In-Depth

RED Offers Faster Development, Easier Maintenance of Data Warehouses

WhereScape touts a quick-and-not-so-dirty on-ramp to your data warehouse

As data warehouse (DW) specialty players go, WhereScape is by no means a newcomer. The New Zealand-based firm was founded more than a decade ago -- but until recently it was best known as a provider of DW consulting and integration expertise, not as a product vendor.

That discrete product, WhereScape RED, was one of several intriguing deliverables showcased at TDWI recent World Conference in Chicago. WhereScape, like competitors including Infobright, illuminate, and others, touts a requisite "distinct" take on data warehousing: it positions RED as an integrated development environment (IDE) for DW.

WhereScape pitches RED to DW developers, touting it as a means to both rapidly develop and -- even more promising -- to more easily maintain a DW environment. To that end, says Mark Budzinski, vice president and general manager with WhereScape USA, RED is able to consume DW source data from several environments (including DB2, Oracle, Teradata, and SQL Server); generate procedural code, scripts, and tables; build cubes; and -- that bane of every developer's existence -- create requisite documentation in HTML format.

At the World Conference, WhereScape announced RED version 6, touting the addition of support for IBM Corp.'s DB2 DBMS as one of the new version's most important features. WhereScape also trumpeted support for Teradata's Linux scheduler along with unspecified "enhancements" for its constellation of supported DW platforms.

When it comes to platform reach, Budzinski contends, WhereScape's claim to "support" a specific platform isn't just a meaningless marketing buzzword. "When I say we 'support' Oracle, what I really mean is that we actually produce the code that you would otherwise have to write if you assigned a team to develop a data warehouse or a data mart," he says. "RED is an IDE that is specifically targeted for the data mart or data warehouse developer. It's a technology that completely performs … the tasks of programming and managing a data warehouse."

WhereScape also handles the data integration heavy lifting, although Budzinksi says that it approaches things from an extract, load, and transform (ELT) instead of an ETL perspective. "Although we don't do classic ETL, we do more ELT: we're essentially creating all of the procedural code, all of the aggregates, … ultimately culminating in an actual data mart or data warehouse -- up to and including a cube," he says.

"We essentially validate the data model. We create a metadata repository, which is very important."

RED is one of many quick-and-not-so-dirty BI or DW tools -- offerings that seem to target end-user frustration with the inertia (or flat-out resistance) of internal BI and DW teams. Depending on who you talk to, user frustration is mounting, has plateaued, or (similarly) is always-already at a constant level.

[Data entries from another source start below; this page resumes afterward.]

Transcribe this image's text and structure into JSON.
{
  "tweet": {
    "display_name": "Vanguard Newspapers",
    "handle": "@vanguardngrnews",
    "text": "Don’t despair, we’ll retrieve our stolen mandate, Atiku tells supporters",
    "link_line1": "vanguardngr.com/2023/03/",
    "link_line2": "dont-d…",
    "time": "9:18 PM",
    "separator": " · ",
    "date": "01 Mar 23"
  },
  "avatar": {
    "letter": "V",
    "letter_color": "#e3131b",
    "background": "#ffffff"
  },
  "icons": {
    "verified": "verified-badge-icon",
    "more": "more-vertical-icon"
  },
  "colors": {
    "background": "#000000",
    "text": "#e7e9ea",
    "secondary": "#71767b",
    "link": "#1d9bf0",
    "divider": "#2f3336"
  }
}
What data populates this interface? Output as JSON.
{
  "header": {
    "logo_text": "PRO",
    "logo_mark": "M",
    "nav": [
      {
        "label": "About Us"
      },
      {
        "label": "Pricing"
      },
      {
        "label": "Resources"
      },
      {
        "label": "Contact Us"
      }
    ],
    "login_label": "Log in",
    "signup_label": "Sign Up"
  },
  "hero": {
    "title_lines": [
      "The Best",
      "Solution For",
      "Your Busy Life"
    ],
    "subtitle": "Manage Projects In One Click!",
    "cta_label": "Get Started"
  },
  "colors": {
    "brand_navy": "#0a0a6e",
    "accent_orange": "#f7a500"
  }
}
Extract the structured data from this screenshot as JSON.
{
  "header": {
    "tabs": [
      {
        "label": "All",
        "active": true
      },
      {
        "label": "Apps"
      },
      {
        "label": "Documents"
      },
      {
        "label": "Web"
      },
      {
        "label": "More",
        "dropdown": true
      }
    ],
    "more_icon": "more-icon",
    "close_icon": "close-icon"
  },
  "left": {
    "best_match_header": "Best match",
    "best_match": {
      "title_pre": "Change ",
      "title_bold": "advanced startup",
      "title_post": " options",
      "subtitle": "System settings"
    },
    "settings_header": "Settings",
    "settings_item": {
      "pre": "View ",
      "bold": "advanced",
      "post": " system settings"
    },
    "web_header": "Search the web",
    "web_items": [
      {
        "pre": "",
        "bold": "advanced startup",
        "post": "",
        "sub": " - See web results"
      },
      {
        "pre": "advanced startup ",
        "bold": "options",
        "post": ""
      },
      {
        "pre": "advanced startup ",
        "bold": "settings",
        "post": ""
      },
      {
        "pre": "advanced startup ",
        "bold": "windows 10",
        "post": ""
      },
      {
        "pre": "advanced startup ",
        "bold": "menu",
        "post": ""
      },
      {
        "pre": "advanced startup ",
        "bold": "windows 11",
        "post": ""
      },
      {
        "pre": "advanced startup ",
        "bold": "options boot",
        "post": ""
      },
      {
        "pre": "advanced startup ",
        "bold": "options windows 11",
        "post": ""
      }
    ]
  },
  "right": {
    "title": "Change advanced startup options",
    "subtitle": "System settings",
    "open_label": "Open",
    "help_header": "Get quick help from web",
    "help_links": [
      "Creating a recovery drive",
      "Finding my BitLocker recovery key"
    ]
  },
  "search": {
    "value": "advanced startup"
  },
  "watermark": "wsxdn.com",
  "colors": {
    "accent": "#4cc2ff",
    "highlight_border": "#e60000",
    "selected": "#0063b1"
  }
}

The salient point, Budzinski says, is that -- at any given time -- a certain percentage of users (or, more important, a key percentage of executive users) will feel as if its needs aren't being met. Such users don't have the time or the patience to wait for IT to develop, test, and implement an enterprise data warehouse, he contends.

"I think a lot of [users] just have much more of a pragmatic … perspective. A lot of developers feel this way, too. They're not here to solve world hunger or build an intergalactic enterprise data warehouse, They're here to quickly build out data marts and the smaller warehouses that smaller companies need, and the satellite operations that satellite offices in bigger companies need," Budzinksi comments. "These developers are being told 'We have to get something done in a hurry!' A lot of companies just can't wait for an enterprise data warehouse, and … [for these companies] that are just starting out, they're fascinated by [RED]."

WhereScape also positions RED as a tool to help speed DW migrations. "If I have something in Oracle one day and it becomes important to relay that down to a DB2 environment, it's going to take a couple of days to get that done and a couple of weeks to validate and make sure everything is working properly [via RED], compared to the horror story of manually moving a lot of code from Oracle to DB2," he says. "Things you can do in DB2 are different from what you can do in SQL Server. It's not just canned code. Each environment has different stuff that's implemented. You as the developer can change the code."

Budzinksi is careful not to downplay the value and attractiveness of an enterprise data warehouse, however. The issue, he maintains, is that an EDW is something that a shop should build up to: an organization must first develop the appropriate in-house skills and (just as important) processes -- in both the line-of-business and data management domains -- to realize the vision of a useful and functional EDW.

Many shops simply aren't there yet, he maintains. "There's a maturity associated with that [EDW vision] and a lot of people haven't even started with what they need to be doing yet," he explains.